All About Beer
#1
Posted 13 August 2002 - 06:47 PM
#2
Posted 14 May 2011 - 04:49 PM
I hate beer, but I think I should like it. So I want to try to drink more of it, or at least learn to appreciate it. I find that I don't like bitterness in food (which is probably part of the reason I don't like beer), but I like that nice malty aftertaste.
So if you were writing a Buyer's Guide for me, what kind of beer/lager/ale/whatever should I buy?
#3
Posted 14 May 2011 - 08:28 PM
My eG Food Blog (2011) ⋆ My eG Foodblog (2012)
#4
Posted 14 May 2011 - 08:36 PM
#5
Posted 14 May 2011 - 09:03 PM
Since I don't have access to the above magazine, i'll ask a Buyer's Guide kind of question.
I hate beer, but I think I should like it. So I want to try to drink more of it, or at least learn to appreciate it. I find that I don't like bitterness in food (which is probably part of the reason I don't like beer), but I like that nice malty aftertaste.
So if you were writing a Buyer's Guide for me, what kind of beer/lager/ale/whatever should I buy?
If you like malty beers (we call them malt bombs), you should try Scotch ales, old ales, brown ales and bocks of all sorts. Some of these style are boozy which may take awhile to get used to but when your palate adjusts you really get the bready sweetness. The best malt bomb of the year was Samuel Smiths Yorkshire Stingo.
Bitter and sweet are not the only flavors a beer can have. Try sour beer like a straight Lambic (no fruit) or a gueuze. Try a funky saison or wild ale . Try a salty gose. All these beers are fantastic and complex.
Problem with getting into beer is that most people give you light stuff or fruity stuff to make you "like" beer. These styles tend to get a little boring quick. Challenge you tastbuds and you will find yourself loving some very complex beers.

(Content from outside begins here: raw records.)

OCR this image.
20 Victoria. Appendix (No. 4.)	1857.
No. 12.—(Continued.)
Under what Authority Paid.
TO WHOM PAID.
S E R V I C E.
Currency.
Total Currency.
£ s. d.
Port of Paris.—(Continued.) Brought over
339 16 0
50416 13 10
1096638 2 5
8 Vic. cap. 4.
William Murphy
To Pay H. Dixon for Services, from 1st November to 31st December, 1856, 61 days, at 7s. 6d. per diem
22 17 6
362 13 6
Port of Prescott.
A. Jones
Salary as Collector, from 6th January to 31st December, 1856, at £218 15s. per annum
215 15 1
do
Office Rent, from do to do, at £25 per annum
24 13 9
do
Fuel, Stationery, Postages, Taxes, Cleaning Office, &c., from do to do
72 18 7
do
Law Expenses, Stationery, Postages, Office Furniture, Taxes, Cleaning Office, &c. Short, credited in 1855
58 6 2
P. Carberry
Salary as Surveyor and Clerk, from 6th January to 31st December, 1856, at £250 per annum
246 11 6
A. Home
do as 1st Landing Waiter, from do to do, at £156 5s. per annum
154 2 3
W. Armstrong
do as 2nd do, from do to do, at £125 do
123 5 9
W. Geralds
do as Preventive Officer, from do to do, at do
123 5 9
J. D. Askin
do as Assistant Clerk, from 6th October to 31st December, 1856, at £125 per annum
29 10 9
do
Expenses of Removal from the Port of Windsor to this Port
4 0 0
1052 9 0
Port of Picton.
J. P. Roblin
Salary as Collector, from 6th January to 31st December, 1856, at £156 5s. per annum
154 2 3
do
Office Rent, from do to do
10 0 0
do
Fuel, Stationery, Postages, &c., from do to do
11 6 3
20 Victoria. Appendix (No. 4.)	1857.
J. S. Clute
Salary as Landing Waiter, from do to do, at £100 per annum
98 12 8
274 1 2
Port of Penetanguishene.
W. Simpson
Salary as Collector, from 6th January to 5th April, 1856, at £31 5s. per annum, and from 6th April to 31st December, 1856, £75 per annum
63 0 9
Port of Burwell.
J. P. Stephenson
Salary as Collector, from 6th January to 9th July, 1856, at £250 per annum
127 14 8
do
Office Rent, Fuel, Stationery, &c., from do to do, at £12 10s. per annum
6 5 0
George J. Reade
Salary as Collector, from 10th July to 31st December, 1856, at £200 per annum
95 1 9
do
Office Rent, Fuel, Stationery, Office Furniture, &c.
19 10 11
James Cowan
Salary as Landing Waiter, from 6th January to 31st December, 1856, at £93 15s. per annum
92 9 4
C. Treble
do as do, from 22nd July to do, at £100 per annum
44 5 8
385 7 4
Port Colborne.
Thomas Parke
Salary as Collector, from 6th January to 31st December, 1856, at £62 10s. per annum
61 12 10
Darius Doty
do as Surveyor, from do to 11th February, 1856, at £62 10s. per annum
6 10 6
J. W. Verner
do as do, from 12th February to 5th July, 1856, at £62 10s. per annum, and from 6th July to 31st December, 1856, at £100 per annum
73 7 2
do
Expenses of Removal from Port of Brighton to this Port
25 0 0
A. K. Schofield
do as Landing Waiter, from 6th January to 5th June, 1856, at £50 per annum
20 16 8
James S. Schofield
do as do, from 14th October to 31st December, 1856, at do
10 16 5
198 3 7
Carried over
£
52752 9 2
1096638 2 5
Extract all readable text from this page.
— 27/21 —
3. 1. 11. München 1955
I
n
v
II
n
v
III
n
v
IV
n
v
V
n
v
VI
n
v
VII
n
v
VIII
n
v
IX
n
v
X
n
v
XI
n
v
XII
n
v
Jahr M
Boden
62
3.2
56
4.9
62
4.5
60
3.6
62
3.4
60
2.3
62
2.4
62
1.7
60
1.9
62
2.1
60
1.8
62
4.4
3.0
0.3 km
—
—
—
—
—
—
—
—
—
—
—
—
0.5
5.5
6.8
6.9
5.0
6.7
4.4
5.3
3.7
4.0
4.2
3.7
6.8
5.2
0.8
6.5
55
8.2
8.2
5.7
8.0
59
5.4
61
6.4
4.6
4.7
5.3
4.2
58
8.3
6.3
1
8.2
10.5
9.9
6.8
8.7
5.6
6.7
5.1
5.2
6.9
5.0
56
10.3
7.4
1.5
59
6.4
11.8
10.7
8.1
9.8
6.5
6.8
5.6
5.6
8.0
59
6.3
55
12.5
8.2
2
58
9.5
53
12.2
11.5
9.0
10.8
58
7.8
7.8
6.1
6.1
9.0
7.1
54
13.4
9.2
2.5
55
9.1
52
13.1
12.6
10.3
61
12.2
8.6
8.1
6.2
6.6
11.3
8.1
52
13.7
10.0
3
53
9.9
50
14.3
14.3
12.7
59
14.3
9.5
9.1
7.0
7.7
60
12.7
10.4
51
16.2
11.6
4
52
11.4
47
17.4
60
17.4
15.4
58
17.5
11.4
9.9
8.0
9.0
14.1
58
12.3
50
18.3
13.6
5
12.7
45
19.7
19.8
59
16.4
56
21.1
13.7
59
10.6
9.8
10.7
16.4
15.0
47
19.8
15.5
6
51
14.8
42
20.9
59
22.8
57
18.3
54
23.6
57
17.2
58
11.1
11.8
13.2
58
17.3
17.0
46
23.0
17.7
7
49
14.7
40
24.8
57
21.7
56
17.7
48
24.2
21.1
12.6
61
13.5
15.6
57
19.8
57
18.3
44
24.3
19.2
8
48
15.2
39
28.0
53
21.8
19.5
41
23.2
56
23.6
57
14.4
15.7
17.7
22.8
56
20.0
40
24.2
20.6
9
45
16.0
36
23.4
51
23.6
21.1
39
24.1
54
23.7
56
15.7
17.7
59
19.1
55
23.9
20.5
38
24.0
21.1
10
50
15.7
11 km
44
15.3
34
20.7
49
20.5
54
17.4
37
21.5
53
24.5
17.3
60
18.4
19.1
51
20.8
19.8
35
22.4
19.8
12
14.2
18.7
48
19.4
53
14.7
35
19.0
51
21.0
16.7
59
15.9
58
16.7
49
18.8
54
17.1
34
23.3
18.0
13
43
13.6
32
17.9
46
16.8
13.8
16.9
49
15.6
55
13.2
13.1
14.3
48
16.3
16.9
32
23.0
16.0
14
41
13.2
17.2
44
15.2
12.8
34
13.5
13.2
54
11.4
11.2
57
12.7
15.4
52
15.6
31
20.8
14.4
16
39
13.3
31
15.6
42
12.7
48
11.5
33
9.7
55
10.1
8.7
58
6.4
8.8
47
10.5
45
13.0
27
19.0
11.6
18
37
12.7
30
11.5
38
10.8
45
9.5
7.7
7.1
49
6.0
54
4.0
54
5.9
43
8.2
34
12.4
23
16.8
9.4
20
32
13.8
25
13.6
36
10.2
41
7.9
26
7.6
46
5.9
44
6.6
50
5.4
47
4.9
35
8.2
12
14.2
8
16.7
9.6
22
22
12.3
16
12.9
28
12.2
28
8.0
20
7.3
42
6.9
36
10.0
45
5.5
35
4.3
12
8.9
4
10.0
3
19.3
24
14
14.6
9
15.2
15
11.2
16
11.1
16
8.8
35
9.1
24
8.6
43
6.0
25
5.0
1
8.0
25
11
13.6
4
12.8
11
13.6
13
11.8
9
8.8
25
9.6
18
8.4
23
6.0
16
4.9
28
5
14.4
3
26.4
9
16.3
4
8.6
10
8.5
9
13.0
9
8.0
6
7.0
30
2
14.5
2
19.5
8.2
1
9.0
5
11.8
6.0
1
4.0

Edited by BennyAdeline, 14 May 2011 - 09:04 PM.
#6
Posted 16 May 2011 - 06:14 AM
Edited by emannths, 16 May 2011 - 06:15 AM.
#7
Posted 16 May 2011 - 06:15 AM
So like Benny says, try some malty beers like Scotch ales, old ales/barleywines, and bocks. But also look for some of the yeast-driven beers, like hefeweizens (Weihenstephan is maybe the gold standard, and is readily available in the US) and Belgians. Belgian beers are about as diverse as the rest of the world's beers combined, but you might consider Ommegang's Hennepin (an American-made Saison), anything from Chimay or St Bernadus, or Delerium (all of these should be fairly widely available). If you've got a store with a decent selection and a staff that knows their stuff, you could just ask them for an example of a dubbel (darker in color, medium alcohol and flavor), a tripel (light in color, medium to high alcohol, flavor may be more delicate), a quadrupel ('quad,' dark, flavors of plums and raisins, high in alcohol), and a saison (often very dry with more subdued, peppery rather than fruity yeast, lower in alcohol). Since most Belgian breweries use their own strain of yeast, and since Belgian brewers don't usually brew with a strict "style" in mind, you'll find a wide variation in flavor profiles, bitterness, and residual sweetness within each of these "styles."
One question that will help guide you is how much you like or dislike sweetness in a beverage. Some brewers make very dry beer, some make quite sweet ones, and of course there's everything in between. If you prefer drier or sweeter, let the guy at the beer store know.
Finally, don't write off hoppy beers forever. You may find that, after you start developing a taste for beers, a well-made IPA with plenty of aromatic hops is really tasty. And if you love sour foods, you may like sour beers. The Rodenbach Grand Cru is a decent example, and is inexpensive (for a sour beer) at about $11/750mL.